Tu viens encore de m’échapper, mon cher bien-aimé, malgré mon attention soutenue, mais gênée par les passants, à guetter ton apparition sur ton toit. Je sais que tu viens de te lever et après une bonne nuit, je l’espère. Quant à moi, j’ai tant et si bien dormi que j’en ai encore les yeux à moitié fermés. Le ciel aussi a les yeux fermés, car on y voit à peine. À propos, je voudrais bien qu’on essayât de voir s’il n’y aurait pas un conciliabule clandestin de rats et de souris établi dans les chambres de ces dames. Déjà on avait trouvé une souris morte de faim dans un des tiroirs de ta fille [1] à sa première absence ; ce ne fut pas par le bruit que sa présence là fut dénoncée, mais par la petite infection de son petit cadavre. À la place de Mme Chenay, je ferais une battue sérieuse dans ces solitudes avec plusieurs matous en guise de limiers. Je ferais aussi promener le balai et le plumeau dans les goums d’araignées, ne fût-ce que pour ne pas entendre le petit martellement de leur industrie.
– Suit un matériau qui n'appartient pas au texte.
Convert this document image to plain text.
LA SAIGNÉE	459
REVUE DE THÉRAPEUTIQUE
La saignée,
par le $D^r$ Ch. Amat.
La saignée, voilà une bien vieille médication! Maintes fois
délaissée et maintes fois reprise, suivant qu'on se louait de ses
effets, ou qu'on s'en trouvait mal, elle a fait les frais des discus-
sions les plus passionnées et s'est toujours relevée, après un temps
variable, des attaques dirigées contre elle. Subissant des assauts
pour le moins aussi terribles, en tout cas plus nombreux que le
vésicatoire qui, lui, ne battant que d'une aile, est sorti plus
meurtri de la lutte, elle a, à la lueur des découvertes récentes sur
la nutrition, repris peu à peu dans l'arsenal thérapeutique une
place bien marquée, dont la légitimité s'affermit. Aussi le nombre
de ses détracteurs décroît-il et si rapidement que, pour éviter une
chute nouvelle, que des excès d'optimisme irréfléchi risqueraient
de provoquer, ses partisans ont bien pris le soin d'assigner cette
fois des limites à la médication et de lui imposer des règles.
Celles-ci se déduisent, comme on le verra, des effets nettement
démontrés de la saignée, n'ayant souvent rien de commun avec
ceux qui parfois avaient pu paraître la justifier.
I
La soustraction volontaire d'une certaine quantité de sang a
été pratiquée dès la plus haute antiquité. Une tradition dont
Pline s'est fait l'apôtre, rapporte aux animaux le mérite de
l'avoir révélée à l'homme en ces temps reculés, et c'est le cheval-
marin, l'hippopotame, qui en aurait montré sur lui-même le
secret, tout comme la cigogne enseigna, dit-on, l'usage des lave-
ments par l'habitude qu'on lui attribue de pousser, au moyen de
Je ferais encore astiquer à fond tous ces bons vieux chênes qui, pour n’être plus la forêt de Bondy [2], n’en sont pas moins le refuge de férocesa [illis.] destructeurs dont le vacarme doit se faire entendre bien souvent. Cette police du logis ne peut pas faire de mal dans tous les cas et le besoin de t’adorer me fait du bien.
BnF, Mss, NAF 16386, f. 215
Transcription de Anne-Estelle Baco assistée de Florence Naugrette
a) « féroce ».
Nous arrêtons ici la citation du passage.